There is a distinct correlation between gratitude and the reduction in our levels of stress, as we’ve discussed. Also, anxiety and depression, self-esteem and our overall satisfaction of life. We can all develop a more evolved attitude toward, being grateful for what we have in our lives, not what we believe we deserve, or don’t have. Gratitude enables us to have a more robust approach to dealing with issues, that might be causing us real problems in our lives.


It wasn’t until I was in a hospital bed for seven weeks, suffering with the Muscle Atrophy (wasting). The exaggerated progression and result of living in such an unhealthy manner, for many years. Being unable to walk unaided and taken to the toilet in a wheelchair. That I began to realise how bad things were in life, my mother was also feeding me. So, to my mind, I was like a baby at forty years of age. At this point I still wanted to drink alcohol. Other than being alive and released from the hospital, there was little else I was grateful for.


I’d not properly enjoyed life for many years, there had been some great experiences through my twenties, they however, were normally accompanied by large volumes of alcohol. I hadn’t really been grateful for much, that I recall anyway. Certainly not in the later years before I collapsed and was taken to hospital. Most of my time was spent at the pub complaining about life, with my new car on the car park.

Now though, I couldn’t walk, and when I did, it took lots of effort and hurt like hell. This was my rite; this was something I’d always been able to do, and I didn’t enjoy the fact that I couldn’t. It’s an amazing feeling, when you’re struggling at first, then it becomes easier and finally you’re enjoying walking miles, up to three times each day. Wow, I’m grateful I can walk properly, without help. This is profound, so basic, simple and yet so important.

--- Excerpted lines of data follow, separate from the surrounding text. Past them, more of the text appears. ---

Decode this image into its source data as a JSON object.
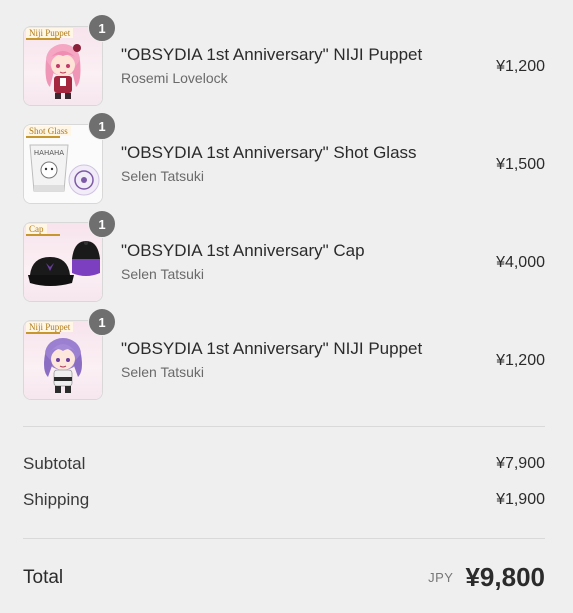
{
  "items": [
    {
      "name": "\"OBSYDIA 1st Anniversary\" NIJI Puppet",
      "variant": "Rosemi Lovelock",
      "price": "¥1,200",
      "qty": "1",
      "tag": "Niji Puppet",
      "icon": "puppet-rosemi-image"
    },
    {
      "name": "\"OBSYDIA 1st Anniversary\" Shot Glass",
      "variant": "Selen Tatsuki",
      "price": "¥1,500",
      "qty": "1",
      "tag": "Shot Glass",
      "icon": "shot-glass-image"
    },
    {
      "name": "\"OBSYDIA 1st Anniversary\" Cap",
      "variant": "Selen Tatsuki",
      "price": "¥4,000",
      "qty": "1",
      "tag": "Cap",
      "icon": "cap-image"
    },
    {
      "name": "\"OBSYDIA 1st Anniversary\" NIJI Puppet",
      "variant": "Selen Tatsuki",
      "price": "¥1,200",
      "qty": "1",
      "tag": "Niji Puppet",
      "icon": "puppet-selen-image"
    }
  ],
  "summary": {
    "subtotal_label": "Subtotal",
    "subtotal_value": "¥7,900",
    "shipping_label": "Shipping",
    "shipping_value": "¥1,900",
    "total_label": "Total",
    "currency": "JPY",
    "total_value": "¥9,800"
  },
  "colors": {
    "background": "#efefef",
    "badge": "#6f6f6f",
    "divider": "#d9d9d9"
  }
}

The incredible response I have experienced in my body, to my change in mindset. The healing that has taken place, the lack of bleeding and the causes of it. That I don’t seem to have any signs of brain damage and the difficulty in balance, that was a possibility at one point. The enjoyment I get out of sitting with friends on a beautiful evening, drinking water, not alcohol.


Grateful, because I could go to a gym and exercise, although I’d lost so much of my muscle mass. That I have friends that were prepared to help me on this journey, to encourage me, introduce me to new experiences. I’m fit enough to cycle, both locally and abroad, loving and living life. I’m no longer the man, that gets out of bed in the morning feeling drained and anxious.

When I wake in the morning, I’m happy to be alive. Looking forward to the day ahead, being the creator of the day, not the passenger. No longer thinking, what time can I get to the pub and stop feeling this way. The interest in learning I now possess, something that was absent for so long.


The interaction I have with friends, old and new, the constructive inclusion in activities, without the feeling of, I don’t belong. Being fortunate to be Involved with charitable organisations and people.

Something I always I believe, took for granted. The relationship I have with my family again, previously, it was simply normal to me, having a healthy relationship. I am so grateful; we have had this opportunity to make new memories together.

I love to spend time around friends and family, while I enjoy spending lots of time alone. Something that I was never comfortable with, being comfortable in my own company. I’m grateful for the new relationship I have with myself and life, the outlook and lack of fear.

Being grateful that, I am no longer angry, insecure and stressed, hiding these issues, using alcohol.

Life in many ways, has become a cliché. I am able, to live in the present moment, with all the issues I suffered with for many years, gone. That I have the confidence, not to get in the way of me being authentic, no matter what society has to say about it. I love the fact, I enjoy food, eating many different varieties, in many different venues.

 There are so many more things in life, I am grateful for, to be alive and living it, is fantastic.